Re: [PATCH V6 2/3] perf: Extend perf_output_read
From: Liang, Kan
Date: Thu Dec 19 2024 - 19:42:59 EST
On 2024-12-19 5:21 p.m., Peter Zijlstra wrote:
> On Wed, Dec 18, 2024 at 07:16:42AM -0800, kan.liang@xxxxxxxxxxxxxxx wrote:
>> From: Kan Liang <kan.liang@xxxxxxxxxxxxxxx>
>>
>> The event may have been updated in the PMU-specific implementation,
>> e.g., Intel PEBS counters snapshotting. The common code should not
>> read and overwrite the value.
>>
>> The PERF_SAMPLE_READ in the data->sample_type can be used to detect
>> whether the PMU-specific value is available. If yes, avoid the
>> pmu->read() in the common code.
>
> I had a poke at this, and ended up with the below. Not sure though,
> wdyt?
It looks good to me. I will do more tests tomorrow and send a V7.
Thanks,
Kan
>
> ---
> include/linux/perf_event.h | 8 +++++++-
> kernel/events/core.c | 33 ++++++++++++++++-----------------
> kernel/events/ring_buffer.c | 1 +
> 3 files changed, 24 insertions(+), 18 deletions(-)
>
> diff --git a/include/linux/perf_event.h b/include/linux/perf_event.h
> index 8333f132f4a9..582f517a5dc8 100644
> --- a/include/linux/perf_event.h
> +++ b/include/linux/perf_event.h
> @@ -1062,7 +1062,13 @@ struct perf_output_handle {
> struct perf_buffer *rb;
> unsigned long wakeup;
> unsigned long size;
> - u64 aux_flags;
> + union {
> + u64 flags; /* perf_output*() */
> + u64 aux_flags; /* perf_aux_output*() */
> + struct {
> + u64 skip_read : 1;
> + };
> + };
> union {
> void *addr;
> unsigned long head;
> diff --git a/kernel/events/core.c b/kernel/events/core.c
> index b2bc67791f84..f91ba29048ce 100644
> --- a/kernel/events/core.c
> +++ b/kernel/events/core.c
> @@ -1191,6 +1191,12 @@ static void perf_assert_pmu_disabled(struct pmu *pmu)
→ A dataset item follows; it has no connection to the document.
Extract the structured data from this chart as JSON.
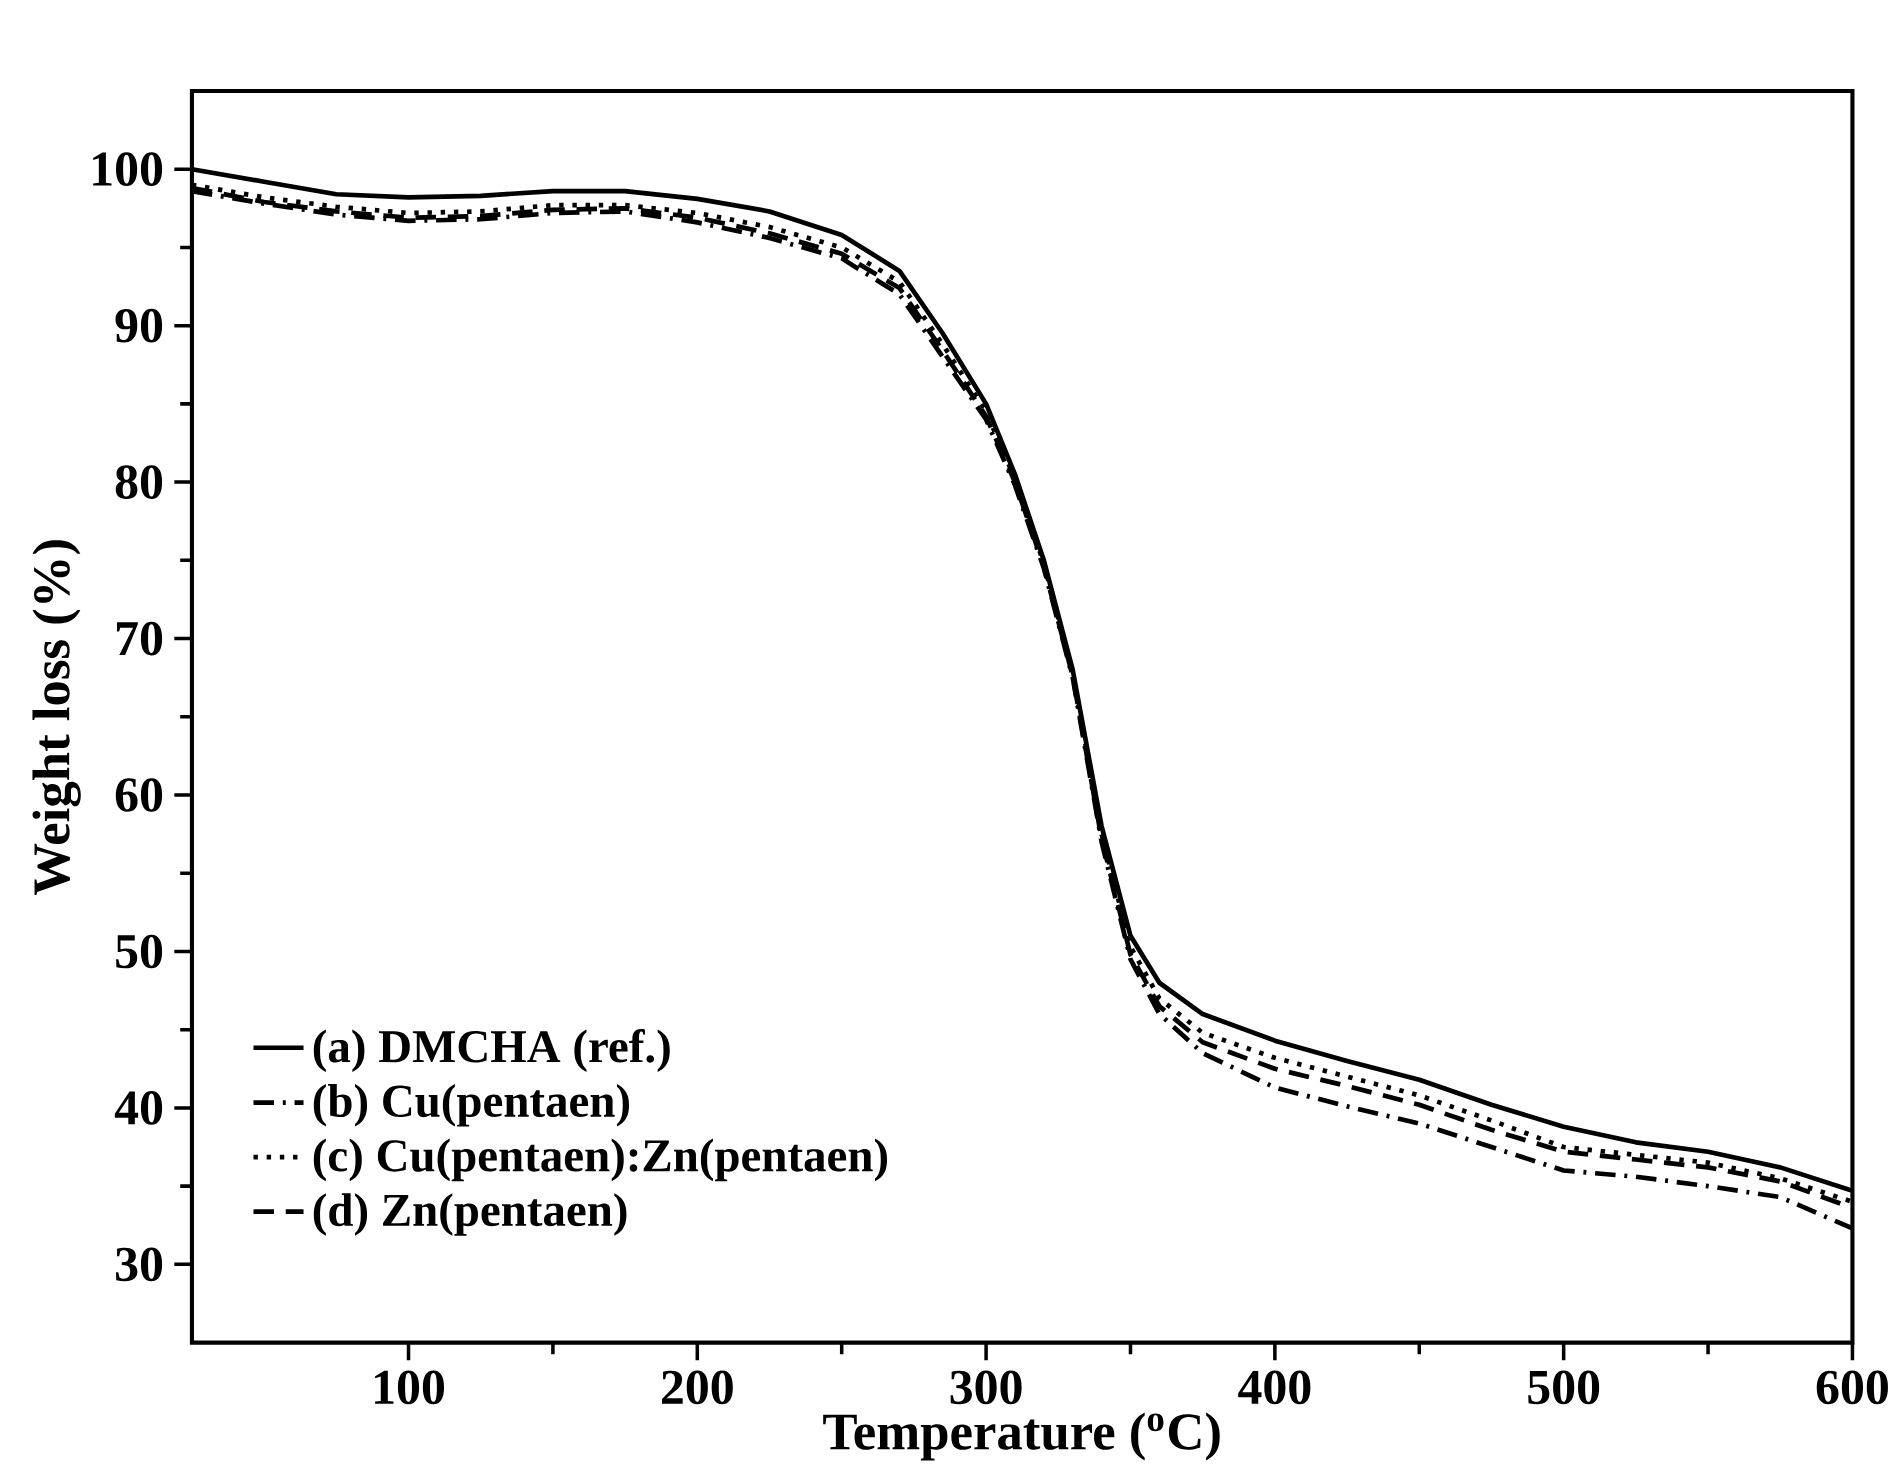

> WARN_ON_ONCE(*this_cpu_ptr(pmu->pmu_disable_count) == 0);
> }
>
> +static inline void perf_pmu_read(struct perf_event *event)
> +{
> + if (event->state == PERF_EVENT_STATE_ACTIVE)
> + event->pmu->read(event);
> +}
> +
> static void get_ctx(struct perf_event_context *ctx)
> {
> refcount_inc(&ctx->refcount);
> @@ -3473,8 +3479,7 @@ static void __perf_event_sync_stat(struct perf_event *event,
> * we know the event must be on the current CPU, therefore we
> * don't need to use it.
> */
> - if (event->state == PERF_EVENT_STATE_ACTIVE)
> - event->pmu->read(event);
> + perf_pmu_read(event);
>
> perf_event_update_time(event);
>
> @@ -4618,15 +4623,8 @@ static void __perf_event_read(void *info)
>
> pmu->read(event);
>
> - for_each_sibling_event(sub, event) {
> - if (sub->state == PERF_EVENT_STATE_ACTIVE) {
> - /*
> - * Use sibling's PMU rather than @event's since
> - * sibling could be on different (eg: software) PMU.
> - */
> - sub->pmu->read(sub);
> - }
> - }
> + for_each_sibling_event(sub, event)
> + perf_pmu_read(sub);
>
> data->ret = pmu->commit_txn(pmu);
>
> @@ -7400,9 +7398,8 @@ static void perf_output_read_group(struct perf_output_handle *handle,
> if (read_format & PERF_FORMAT_TOTAL_TIME_RUNNING)
> values[n++] = running;
>
> - if ((leader != event) &&
> - (leader->state == PERF_EVENT_STATE_ACTIVE))
> - leader->pmu->read(leader);
> + if ((leader != event) && !handle->skip_read)
> + perf_pmu_read(leader);
>
> values[n++] = perf_event_count(leader, self);
> if (read_format & PERF_FORMAT_ID)
> @@ -7415,9 +7412,8 @@ static void perf_output_read_group(struct perf_output_handle *handle,
> for_each_sibling_event(sub, leader) {
> n = 0;
>
> - if ((sub != event) &&
> - (sub->state == PERF_EVENT_STATE_ACTIVE))
> - sub->pmu->read(sub);
> + if ((sub != event) && !handle->skip_read)
> + perf_pmu_read(sub);
>
> values[n++] = perf_event_count(sub, self);
> if (read_format & PERF_FORMAT_ID)
> @@ -7476,6 +7472,9 @@ void perf_output_sample(struct perf_output_handle *handle,
> {
> u64 sample_type = data->type;
>
> + if (data->sample_flags & PERF_SAMPLE_READ)
> + handle->skip_read = 1;
> +
> perf_output_put(handle, *header);
>
> if (sample_type & PERF_SAMPLE_IDENTIFIER)
> diff --git a/kernel/events/ring_buffer.c b/kernel/events/ring_buffer.c
> index 4f46f688d0d4..9b49ecca693e 100644
> --- a/kernel/events/ring_buffer.c
> +++ b/kernel/events/ring_buffer.c
> @@ -185,6 +185,7 @@ __perf_output_begin(struct perf_output_handle *handle,
>
> handle->rb = rb;
> handle->event = event;
> + handle->flags = 0;
>
> have_lost = local_read(&rb->lost);
> if (unlikely(have_lost)) {
>